Thursday 1 September 2011

A Stroll Through My New Labs

At the end of last academic year, I said goodbye to my old lab. The old concrete science block had been built in the early 1980s, making it about 30 years old. We had wooden desks in the front, and laminate desks with grooves in the back for microbiology work. It had parquet flooring, windows that barely opened, and two temperature settings: Death Valley and Svalbard. This is now all that is left of that building:

In mid-August I moved into the new science block, and spent the first week putting all the specimens in cupboards and helping the technicians. I was the only member of the teaching staff who helped, and for this my lab technicians bought me a huge jar of Nutella, one of my (many) weaknesses. The labs are just about ready to take the onslaught of students in ten day's time.

This is the forensics lab, the only one that I was really involved in the planning for. I asked for everything to be white. I wanted it to look like a proper clean-room. There are still a few bits and pieces to be accommodated, but these will all be done next week.

The stools were not my idea. They are really quite uncomfortable, and the students will not appreciate being unable to lean back. And dear FSM, whose idea was orange?

The poster boards are 2cm too small widthwise to accommodate four of my nice new posters, and 2cm too small heightwise to accommodate two of my posters. So rather than getting eight on one board, I can get three on. Despite this, I'm rather proud of the (in progress) displays, and utterly indebted to @teachingofsci, whose posters on clinical careers and answering written and numerical questions can be seen on the right hand poster board. He's got loads of other stuff on his blog Teaching Science, and he is an awesome teacher and all round good bloke, so now I've plugged his blog he might link to mine...

And here's the biology lab:

It's by far the best lab of all. We got everything in the cupboards easily (though I made the slightly unnerving discovery that our real human skull is that of a child - I haven't told my more religious/weaker-constitutioned colleagues). Jimmy the anatomical model is at the back of the lab, and Steve the skeleton is up the front out of sight.

The pillar doesn't help matters in particular, especially when there was a very real concern that the non-interactive whiteboard might be placed to the left of the IWB, rendering it invisible to the majority of students in the class. But the IWB can be seen from nearly every seat in the lab except the two directly next to the pillar, and we're unlikely to have more than 22 students in the class.

And it wouldn't be a biology lab without some deformed-looking Pelargonium plants.

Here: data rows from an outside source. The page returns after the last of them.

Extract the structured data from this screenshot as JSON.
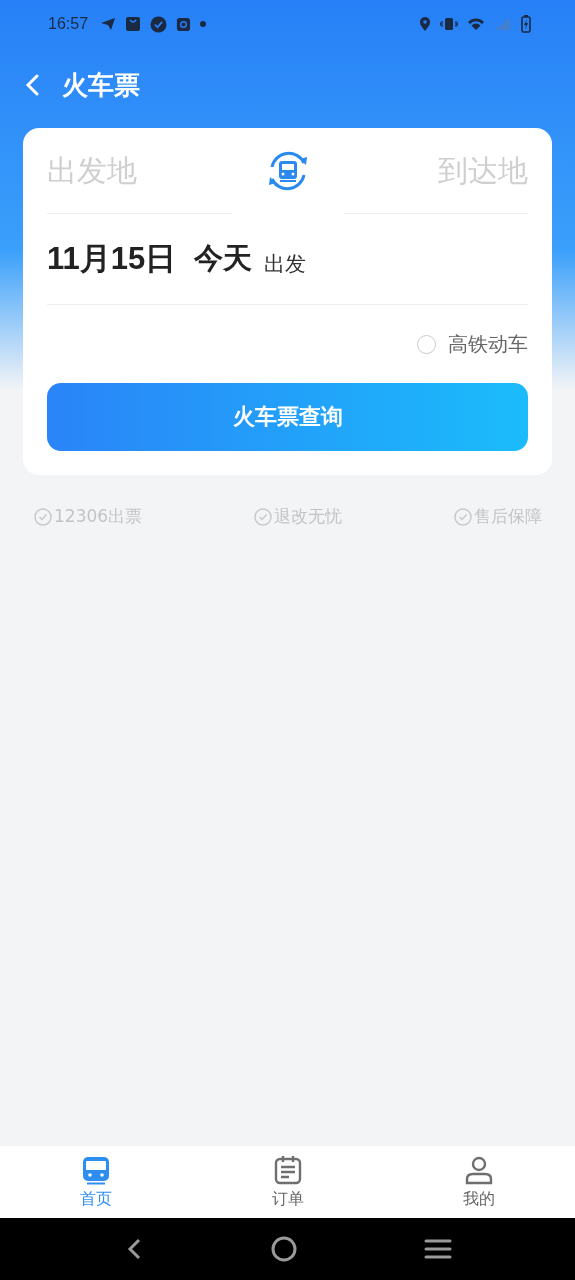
{
  "status_bar": {
    "time": "16:57"
  },
  "header": {
    "title": "火车票"
  },
  "search": {
    "from": {
      "placeholder": "出发地"
    },
    "to": {
      "placeholder": "到达地"
    },
    "date": "11月15日",
    "day": "今天",
    "date_suffix": "出发",
    "high_speed": {
      "label": "高铁动车",
      "checked": false
    },
    "button": "火车票查询"
  },
  "features": [
    "12306出票",
    "退改无忧",
    "售后保障"
  ],
  "tabs": [
    {
      "label": "首页",
      "kind": "train",
      "selected": true
    },
    {
      "label": "订单",
      "kind": "orders",
      "selected": false
    },
    {
      "label": "我的",
      "kind": "profile",
      "selected": false
    }
  ]
}
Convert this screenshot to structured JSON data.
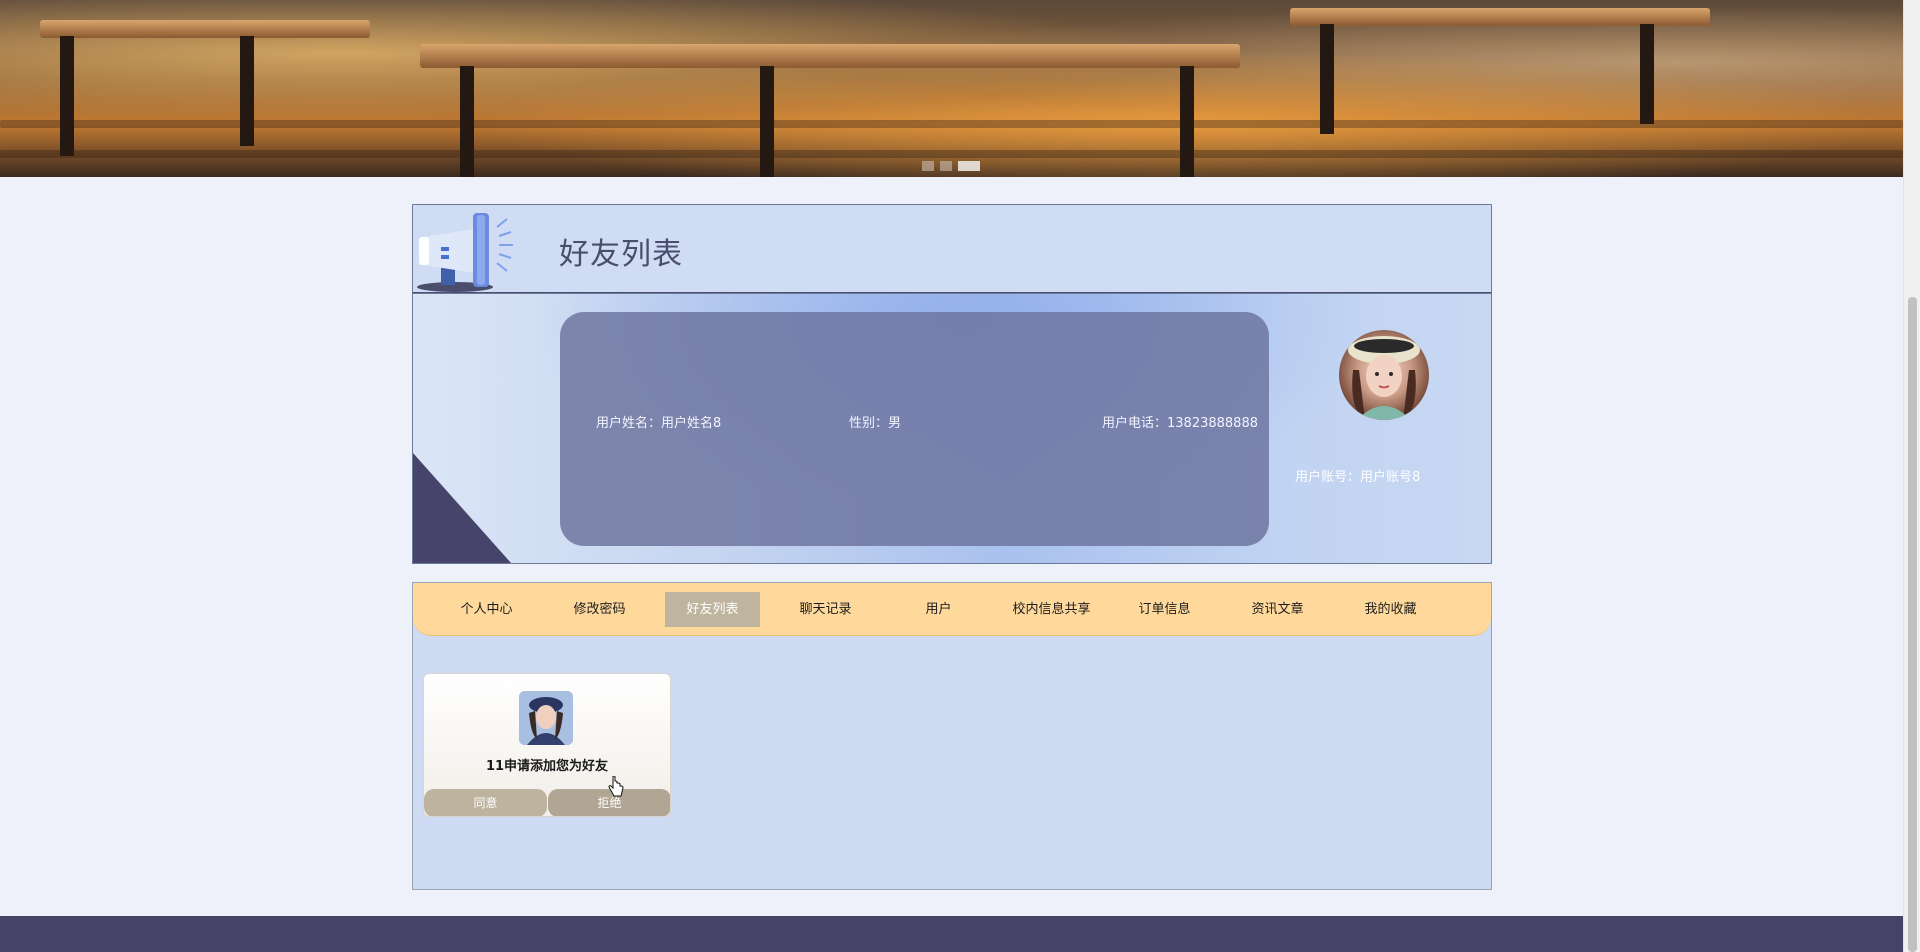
{
  "banner": {
    "slides": 3,
    "active_slide": 3
  },
  "header": {
    "title": "好友列表",
    "icon": "megaphone-icon"
  },
  "profile": {
    "name_label": "用户姓名：",
    "name_value": "用户姓名8",
    "gender_label": "性别：",
    "gender_value": "男",
    "phone_label": "用户电话：",
    "phone_value": "13823888888",
    "account_label": "用户账号：",
    "account_value": "用户账号8"
  },
  "tabs": [
    {
      "label": "个人中心"
    },
    {
      "label": "修改密码"
    },
    {
      "label": "好友列表",
      "active": true
    },
    {
      "label": "聊天记录"
    },
    {
      "label": "用户"
    },
    {
      "label": "校内信息共享"
    },
    {
      "label": "订单信息"
    },
    {
      "label": "资讯文章"
    },
    {
      "label": "我的收藏"
    }
  ],
  "friend_request": {
    "text": "11申请添加您为好友",
    "agree_label": "同意",
    "refuse_label": "拒绝"
  },
  "colors": {
    "tab_bar": "#ffd89b",
    "tab_active": "#bfb49e",
    "card": "#6e76a0",
    "footer": "#464466"
  }
}
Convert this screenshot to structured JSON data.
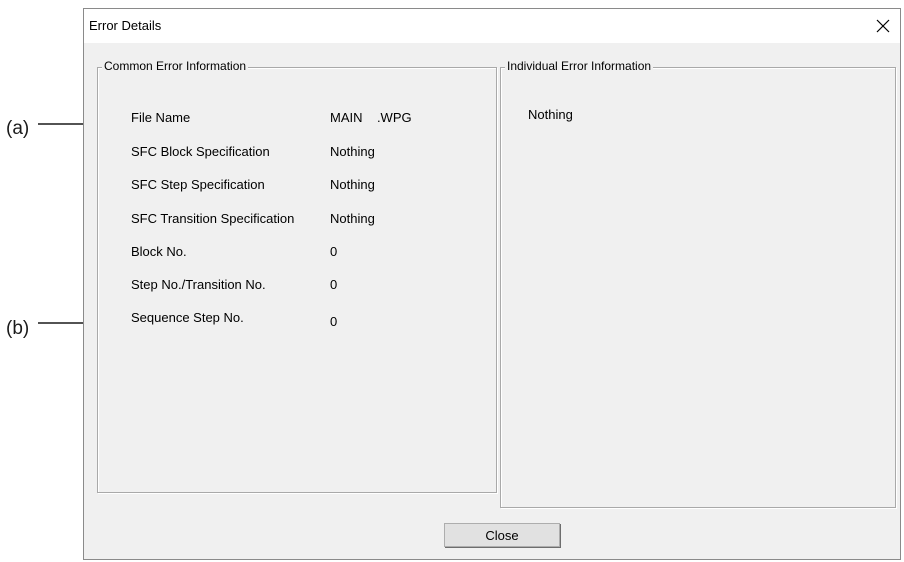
{
  "annotations": {
    "a": "(a)",
    "b": "(b)"
  },
  "dialog": {
    "title": "Error Details",
    "close_glyph": "close-icon"
  },
  "common_group": {
    "legend": "Common Error Information",
    "rows": [
      {
        "label": "File Name",
        "value": "MAIN    .WPG"
      },
      {
        "label": "SFC Block Specification",
        "value": "Nothing"
      },
      {
        "label": "SFC Step Specification",
        "value": "Nothing"
      },
      {
        "label": "SFC Transition Specification",
        "value": "Nothing"
      },
      {
        "label": "Block No.",
        "value": "0"
      },
      {
        "label": "Step No./Transition No.",
        "value": "0"
      },
      {
        "label": "Sequence Step No.",
        "value": "0"
      }
    ]
  },
  "individual_group": {
    "legend": "Individual Error Information",
    "text": "Nothing"
  },
  "buttons": {
    "close_label": "Close"
  }
}
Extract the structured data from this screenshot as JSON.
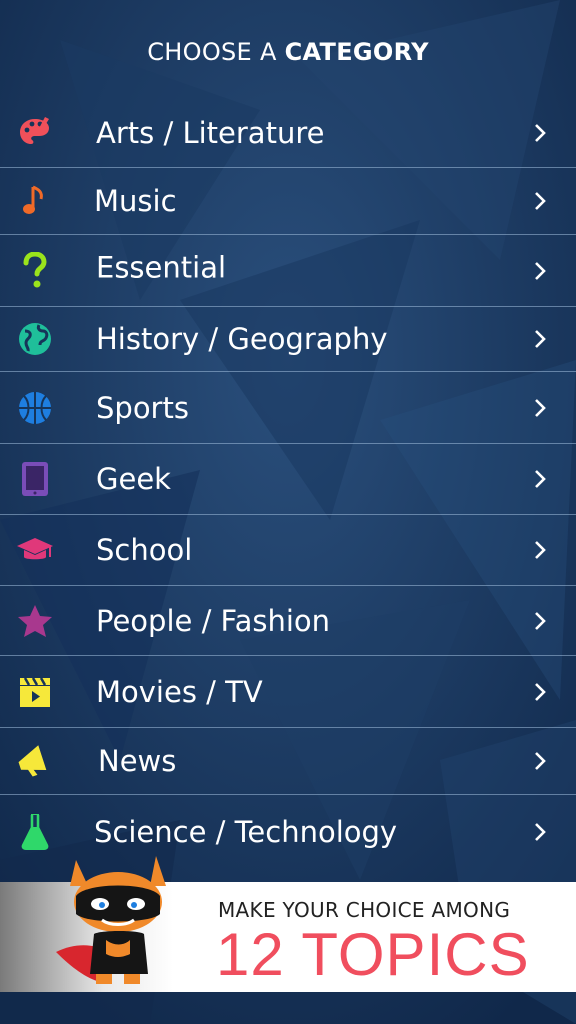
{
  "header": {
    "prefix": "CHOOSE A",
    "bold": "CATEGORY"
  },
  "categories": [
    {
      "label": "Arts / Literature",
      "icon": "palette-icon",
      "color": "#f0505a"
    },
    {
      "label": "Music",
      "icon": "music-note-icon",
      "color": "#f06a28"
    },
    {
      "label": "Essential",
      "icon": "question-mark-icon",
      "color": "#9ae41c"
    },
    {
      "label": "History / Geography",
      "icon": "globe-icon",
      "color": "#1fbf9a"
    },
    {
      "label": "Sports",
      "icon": "basketball-icon",
      "color": "#1e7ee0"
    },
    {
      "label": "Geek",
      "icon": "tablet-icon",
      "color": "#7a4db8"
    },
    {
      "label": "School",
      "icon": "graduation-cap-icon",
      "color": "#e0387a"
    },
    {
      "label": "People / Fashion",
      "icon": "star-icon",
      "color": "#a8388e"
    },
    {
      "label": "Movies / TV",
      "icon": "clapperboard-icon",
      "color": "#f6e83a"
    },
    {
      "label": "News",
      "icon": "megaphone-icon",
      "color": "#f6e83a"
    },
    {
      "label": "Science / Technology",
      "icon": "flask-icon",
      "color": "#2fd86a"
    }
  ],
  "banner": {
    "line1": "MAKE YOUR CHOICE AMONG",
    "line2": "12 TOPICS"
  }
}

Two of my cycad seedlings are now in the lab, as they do a lot better there than anywhere in Jurassic Towers. The chilli plant will come back soon, along with a canna and parrot plant. My biology colleague and I have been discussing getting fish for the lab. I'd love to have cichlids, as whenever some cocky A2 student tries to claim macroevolution is rubbish I can then dunk their heads in a tank of sympatric speciation.

Unlike many teachers in schools (although I guess it may be different with labs), I don't have a single lab that is my space. However, as Head of Biology in all but salary, I consider the biology lab to be mine. More of my classes are taught in there than in any of the other labs or classrooms. Forensics may have been the lab I had most input to at the design stage, but biology is home.


  1. Looking good!

    Maybe there is a risk assessment wheeze which will get you the stools you desire?

  2. It's only a matter of weeks before one of the Level 2 BTEC students falls off the back of a stool, I'm sure. Let's hope it doesn't happen in one of my lessons though!